Maar wat Jezus ons hier zegt, is geen uitleg hoe het nu zit met het lijden, maar een verzekering dat we het leven niet vinden als we het lijden willen ontvluchten. Hijzelf gaat de weg van lijden en verrijzenis voor ons. En wij mogen Hem volgen. Niet omdat we willenlijden, maar omdat we bij Hem willen zijn. ‘Wie Mij wil volgen…’, zegt Hij. Het eerste is in Hem degene te herkennen die onze redding is. En dan hoef je niet bang te zijn dat de weg doodloopt. ‘Wie zijn leven verliest om Mijnentwil, zal het redden.’
Wat zijn de vragen die wij stellen als we gebeden hebben?

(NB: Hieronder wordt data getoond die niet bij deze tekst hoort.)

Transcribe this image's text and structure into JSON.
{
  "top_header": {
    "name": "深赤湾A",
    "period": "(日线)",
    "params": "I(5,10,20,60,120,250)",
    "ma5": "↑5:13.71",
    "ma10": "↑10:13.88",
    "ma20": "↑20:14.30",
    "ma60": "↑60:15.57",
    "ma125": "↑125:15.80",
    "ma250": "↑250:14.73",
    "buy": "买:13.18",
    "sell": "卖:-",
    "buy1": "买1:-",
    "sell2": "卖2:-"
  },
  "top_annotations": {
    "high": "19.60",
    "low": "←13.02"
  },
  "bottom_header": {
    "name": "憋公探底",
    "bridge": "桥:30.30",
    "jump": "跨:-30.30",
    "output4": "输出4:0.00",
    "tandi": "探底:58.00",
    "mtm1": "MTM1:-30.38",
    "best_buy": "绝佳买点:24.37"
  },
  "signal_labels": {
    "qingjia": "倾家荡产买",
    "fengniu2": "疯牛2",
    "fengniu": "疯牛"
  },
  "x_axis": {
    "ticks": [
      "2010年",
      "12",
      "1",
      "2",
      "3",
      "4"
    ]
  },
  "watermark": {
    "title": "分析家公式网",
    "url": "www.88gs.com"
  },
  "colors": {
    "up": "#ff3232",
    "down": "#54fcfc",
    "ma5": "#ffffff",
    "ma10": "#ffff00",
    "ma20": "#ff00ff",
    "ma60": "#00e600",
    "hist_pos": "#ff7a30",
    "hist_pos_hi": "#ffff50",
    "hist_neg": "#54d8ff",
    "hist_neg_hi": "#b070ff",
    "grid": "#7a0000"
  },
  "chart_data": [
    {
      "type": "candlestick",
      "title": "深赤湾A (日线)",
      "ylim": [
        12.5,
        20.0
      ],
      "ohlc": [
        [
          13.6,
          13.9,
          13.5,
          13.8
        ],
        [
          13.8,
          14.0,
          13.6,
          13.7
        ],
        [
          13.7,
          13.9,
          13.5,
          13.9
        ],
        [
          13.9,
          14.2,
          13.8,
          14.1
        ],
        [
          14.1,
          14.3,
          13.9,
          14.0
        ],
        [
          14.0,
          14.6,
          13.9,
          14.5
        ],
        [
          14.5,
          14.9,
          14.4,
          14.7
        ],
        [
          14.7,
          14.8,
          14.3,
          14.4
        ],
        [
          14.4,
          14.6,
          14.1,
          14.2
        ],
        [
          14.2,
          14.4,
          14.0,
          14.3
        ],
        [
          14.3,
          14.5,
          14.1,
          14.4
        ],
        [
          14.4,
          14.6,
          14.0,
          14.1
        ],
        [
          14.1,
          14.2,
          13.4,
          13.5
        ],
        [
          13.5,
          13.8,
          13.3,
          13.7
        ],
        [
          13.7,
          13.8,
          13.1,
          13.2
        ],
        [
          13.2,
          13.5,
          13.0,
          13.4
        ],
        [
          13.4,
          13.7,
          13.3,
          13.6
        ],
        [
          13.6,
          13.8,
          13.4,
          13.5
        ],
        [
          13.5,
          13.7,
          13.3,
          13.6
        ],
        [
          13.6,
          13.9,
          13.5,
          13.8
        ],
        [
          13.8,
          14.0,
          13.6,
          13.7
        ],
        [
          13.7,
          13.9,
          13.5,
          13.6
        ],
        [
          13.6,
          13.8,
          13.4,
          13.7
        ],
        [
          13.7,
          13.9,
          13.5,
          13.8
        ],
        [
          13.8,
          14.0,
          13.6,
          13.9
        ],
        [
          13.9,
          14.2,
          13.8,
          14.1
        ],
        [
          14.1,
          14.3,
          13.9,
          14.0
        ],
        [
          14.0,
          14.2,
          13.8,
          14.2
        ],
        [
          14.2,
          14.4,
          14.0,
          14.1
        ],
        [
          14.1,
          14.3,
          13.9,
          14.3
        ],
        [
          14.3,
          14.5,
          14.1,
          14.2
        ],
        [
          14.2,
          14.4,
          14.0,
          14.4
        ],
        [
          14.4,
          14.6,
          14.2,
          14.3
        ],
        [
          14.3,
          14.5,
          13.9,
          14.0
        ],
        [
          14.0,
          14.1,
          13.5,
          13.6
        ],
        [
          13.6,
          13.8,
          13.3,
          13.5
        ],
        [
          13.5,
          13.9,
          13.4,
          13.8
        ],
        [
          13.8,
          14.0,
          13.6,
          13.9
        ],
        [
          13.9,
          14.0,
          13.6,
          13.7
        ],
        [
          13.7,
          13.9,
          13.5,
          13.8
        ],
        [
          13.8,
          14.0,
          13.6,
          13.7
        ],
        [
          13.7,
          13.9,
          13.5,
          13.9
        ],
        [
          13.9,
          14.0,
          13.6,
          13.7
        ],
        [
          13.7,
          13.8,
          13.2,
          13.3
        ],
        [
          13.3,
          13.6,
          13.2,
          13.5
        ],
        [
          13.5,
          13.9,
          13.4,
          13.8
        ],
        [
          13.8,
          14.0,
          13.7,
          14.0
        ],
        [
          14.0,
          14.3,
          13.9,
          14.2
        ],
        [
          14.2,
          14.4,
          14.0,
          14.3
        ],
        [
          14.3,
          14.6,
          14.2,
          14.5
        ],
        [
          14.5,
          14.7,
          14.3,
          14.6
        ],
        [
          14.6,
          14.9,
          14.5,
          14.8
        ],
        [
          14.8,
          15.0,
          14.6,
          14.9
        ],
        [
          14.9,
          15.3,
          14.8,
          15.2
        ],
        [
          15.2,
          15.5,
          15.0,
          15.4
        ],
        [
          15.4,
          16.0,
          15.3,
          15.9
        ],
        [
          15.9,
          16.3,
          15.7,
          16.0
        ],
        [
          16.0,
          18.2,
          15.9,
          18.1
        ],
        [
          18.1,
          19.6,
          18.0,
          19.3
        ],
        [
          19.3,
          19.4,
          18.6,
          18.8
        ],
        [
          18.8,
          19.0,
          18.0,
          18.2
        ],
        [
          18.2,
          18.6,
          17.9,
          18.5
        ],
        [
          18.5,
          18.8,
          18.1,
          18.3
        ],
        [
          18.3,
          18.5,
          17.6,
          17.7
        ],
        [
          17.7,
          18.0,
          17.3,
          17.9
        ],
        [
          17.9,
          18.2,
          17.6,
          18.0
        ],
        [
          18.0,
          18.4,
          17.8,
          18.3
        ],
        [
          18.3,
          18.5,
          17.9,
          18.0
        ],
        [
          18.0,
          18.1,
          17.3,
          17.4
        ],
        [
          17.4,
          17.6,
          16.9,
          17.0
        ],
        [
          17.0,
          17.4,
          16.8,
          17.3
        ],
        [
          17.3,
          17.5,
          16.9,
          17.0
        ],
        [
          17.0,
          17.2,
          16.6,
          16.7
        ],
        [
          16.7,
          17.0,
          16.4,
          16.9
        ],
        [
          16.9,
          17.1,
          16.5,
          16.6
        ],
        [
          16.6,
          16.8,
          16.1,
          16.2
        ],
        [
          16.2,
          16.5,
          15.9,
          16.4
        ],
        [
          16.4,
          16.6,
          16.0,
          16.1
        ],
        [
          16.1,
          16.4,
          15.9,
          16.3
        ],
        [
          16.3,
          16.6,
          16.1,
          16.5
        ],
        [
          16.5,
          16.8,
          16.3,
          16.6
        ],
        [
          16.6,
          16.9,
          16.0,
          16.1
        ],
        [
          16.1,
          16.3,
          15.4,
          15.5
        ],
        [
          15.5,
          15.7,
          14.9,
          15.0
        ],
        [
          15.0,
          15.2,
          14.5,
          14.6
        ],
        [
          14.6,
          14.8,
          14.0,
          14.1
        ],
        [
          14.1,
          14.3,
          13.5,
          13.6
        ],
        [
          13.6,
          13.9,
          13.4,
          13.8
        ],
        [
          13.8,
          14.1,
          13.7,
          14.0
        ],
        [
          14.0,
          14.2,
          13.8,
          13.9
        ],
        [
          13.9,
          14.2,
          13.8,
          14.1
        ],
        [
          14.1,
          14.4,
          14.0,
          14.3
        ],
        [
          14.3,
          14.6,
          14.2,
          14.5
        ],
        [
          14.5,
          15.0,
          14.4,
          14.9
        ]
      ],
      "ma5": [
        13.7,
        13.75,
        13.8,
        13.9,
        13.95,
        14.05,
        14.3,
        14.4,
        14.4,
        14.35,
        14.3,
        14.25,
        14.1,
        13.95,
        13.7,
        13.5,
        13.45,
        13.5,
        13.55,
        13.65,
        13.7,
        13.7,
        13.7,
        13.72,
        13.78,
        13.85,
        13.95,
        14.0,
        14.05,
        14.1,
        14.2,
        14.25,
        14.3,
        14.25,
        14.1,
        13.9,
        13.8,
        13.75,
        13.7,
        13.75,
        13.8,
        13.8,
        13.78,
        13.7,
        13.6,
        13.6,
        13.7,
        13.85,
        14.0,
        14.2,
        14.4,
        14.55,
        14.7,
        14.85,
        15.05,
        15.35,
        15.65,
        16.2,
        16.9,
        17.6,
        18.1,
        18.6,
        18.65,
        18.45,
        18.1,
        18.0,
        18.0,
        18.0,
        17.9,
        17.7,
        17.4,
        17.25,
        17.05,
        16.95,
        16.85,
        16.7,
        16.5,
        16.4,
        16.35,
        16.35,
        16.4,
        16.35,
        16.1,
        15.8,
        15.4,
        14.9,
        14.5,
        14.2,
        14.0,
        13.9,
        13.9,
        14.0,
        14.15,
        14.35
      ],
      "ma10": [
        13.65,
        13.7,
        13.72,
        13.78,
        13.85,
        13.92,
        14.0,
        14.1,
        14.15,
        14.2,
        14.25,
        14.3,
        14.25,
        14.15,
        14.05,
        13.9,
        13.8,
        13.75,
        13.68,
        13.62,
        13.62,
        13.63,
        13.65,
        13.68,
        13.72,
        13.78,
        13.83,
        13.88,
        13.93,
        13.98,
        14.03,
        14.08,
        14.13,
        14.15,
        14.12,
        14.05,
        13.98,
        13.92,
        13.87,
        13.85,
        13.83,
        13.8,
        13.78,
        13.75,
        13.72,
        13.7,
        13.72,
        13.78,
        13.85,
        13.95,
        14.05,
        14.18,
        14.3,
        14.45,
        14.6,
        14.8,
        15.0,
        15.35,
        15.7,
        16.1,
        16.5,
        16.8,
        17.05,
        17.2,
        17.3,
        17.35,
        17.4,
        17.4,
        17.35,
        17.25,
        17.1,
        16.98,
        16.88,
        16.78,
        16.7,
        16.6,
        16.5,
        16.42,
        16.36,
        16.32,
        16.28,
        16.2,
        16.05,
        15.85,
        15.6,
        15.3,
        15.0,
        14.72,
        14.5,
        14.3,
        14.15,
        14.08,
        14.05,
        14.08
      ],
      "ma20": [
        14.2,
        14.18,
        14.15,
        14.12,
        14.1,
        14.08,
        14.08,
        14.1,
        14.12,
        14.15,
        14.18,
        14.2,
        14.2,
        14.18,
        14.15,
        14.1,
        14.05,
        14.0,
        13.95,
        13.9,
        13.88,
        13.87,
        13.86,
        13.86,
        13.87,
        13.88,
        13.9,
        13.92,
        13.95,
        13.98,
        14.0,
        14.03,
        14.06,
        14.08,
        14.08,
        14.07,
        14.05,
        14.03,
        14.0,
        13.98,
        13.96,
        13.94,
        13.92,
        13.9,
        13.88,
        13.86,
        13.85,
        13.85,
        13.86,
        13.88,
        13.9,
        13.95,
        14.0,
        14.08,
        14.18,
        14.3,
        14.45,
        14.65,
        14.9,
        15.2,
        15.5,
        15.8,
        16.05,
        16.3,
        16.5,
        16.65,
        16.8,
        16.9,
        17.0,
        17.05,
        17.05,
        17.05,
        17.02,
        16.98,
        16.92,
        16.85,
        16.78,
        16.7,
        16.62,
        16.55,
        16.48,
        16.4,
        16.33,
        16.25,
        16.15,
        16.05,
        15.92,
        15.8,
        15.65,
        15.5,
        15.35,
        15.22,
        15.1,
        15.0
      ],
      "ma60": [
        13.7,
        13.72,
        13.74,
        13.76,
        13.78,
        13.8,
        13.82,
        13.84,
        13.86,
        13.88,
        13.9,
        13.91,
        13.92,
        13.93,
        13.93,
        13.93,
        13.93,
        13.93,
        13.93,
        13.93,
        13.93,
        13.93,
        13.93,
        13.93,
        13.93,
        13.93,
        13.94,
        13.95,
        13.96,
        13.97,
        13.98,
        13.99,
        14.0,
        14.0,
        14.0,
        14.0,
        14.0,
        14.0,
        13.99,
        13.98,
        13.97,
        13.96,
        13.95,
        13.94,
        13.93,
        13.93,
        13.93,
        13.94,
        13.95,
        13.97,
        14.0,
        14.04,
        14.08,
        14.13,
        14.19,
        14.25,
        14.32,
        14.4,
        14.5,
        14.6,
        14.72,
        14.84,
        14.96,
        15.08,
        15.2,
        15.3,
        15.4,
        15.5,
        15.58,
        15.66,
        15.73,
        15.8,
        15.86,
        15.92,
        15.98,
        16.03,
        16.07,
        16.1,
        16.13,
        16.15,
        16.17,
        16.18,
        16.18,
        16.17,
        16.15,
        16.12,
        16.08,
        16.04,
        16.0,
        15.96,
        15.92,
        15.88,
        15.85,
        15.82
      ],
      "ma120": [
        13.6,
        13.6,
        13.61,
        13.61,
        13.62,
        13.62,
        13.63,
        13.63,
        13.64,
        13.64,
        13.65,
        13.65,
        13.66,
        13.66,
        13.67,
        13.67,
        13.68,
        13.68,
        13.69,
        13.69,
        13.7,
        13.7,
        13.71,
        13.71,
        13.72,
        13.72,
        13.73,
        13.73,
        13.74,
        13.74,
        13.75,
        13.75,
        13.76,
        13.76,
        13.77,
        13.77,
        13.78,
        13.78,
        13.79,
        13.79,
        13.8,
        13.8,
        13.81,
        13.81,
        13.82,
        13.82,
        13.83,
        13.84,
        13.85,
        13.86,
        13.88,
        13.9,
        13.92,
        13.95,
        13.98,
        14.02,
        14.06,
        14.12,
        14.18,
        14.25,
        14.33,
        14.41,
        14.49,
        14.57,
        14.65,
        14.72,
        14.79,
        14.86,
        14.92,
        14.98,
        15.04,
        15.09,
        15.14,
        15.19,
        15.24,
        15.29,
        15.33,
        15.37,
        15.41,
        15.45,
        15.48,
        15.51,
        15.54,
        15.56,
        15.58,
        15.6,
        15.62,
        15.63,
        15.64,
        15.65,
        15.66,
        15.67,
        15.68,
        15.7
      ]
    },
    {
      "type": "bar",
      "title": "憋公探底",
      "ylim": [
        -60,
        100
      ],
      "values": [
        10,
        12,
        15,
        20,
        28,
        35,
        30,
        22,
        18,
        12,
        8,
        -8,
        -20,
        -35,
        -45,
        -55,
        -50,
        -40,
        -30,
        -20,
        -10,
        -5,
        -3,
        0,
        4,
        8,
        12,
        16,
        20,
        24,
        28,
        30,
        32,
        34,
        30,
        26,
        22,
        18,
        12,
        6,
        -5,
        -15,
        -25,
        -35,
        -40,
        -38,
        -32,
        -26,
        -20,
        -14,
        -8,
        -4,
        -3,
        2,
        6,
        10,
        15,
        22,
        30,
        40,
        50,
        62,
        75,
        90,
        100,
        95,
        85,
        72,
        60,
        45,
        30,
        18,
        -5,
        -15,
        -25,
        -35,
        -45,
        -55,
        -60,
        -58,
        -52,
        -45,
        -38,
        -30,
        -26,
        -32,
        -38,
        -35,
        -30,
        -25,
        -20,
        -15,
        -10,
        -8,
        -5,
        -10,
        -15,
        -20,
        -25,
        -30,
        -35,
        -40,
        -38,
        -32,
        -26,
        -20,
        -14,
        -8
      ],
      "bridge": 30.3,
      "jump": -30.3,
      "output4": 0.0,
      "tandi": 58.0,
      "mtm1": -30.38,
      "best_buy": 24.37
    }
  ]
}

Dat hoeft niet een angstige vraag te zijn van ‘wat zullen de anderen van mij denken?’ En ook niet de vraag ‘hoe kan ik zo prettig mogelijk leven? hoe kan ik omzeilen waar ik last van heb?’ De enige vraag die echt van belang is, is: ‘hoe kan ik Jezus volgen?’ of: ‘waarmee kan ik God een plezier doen?’
Geef ons de kracht, Heer, om met U dezelfde weg te gaan en eens thuis te komen bij U.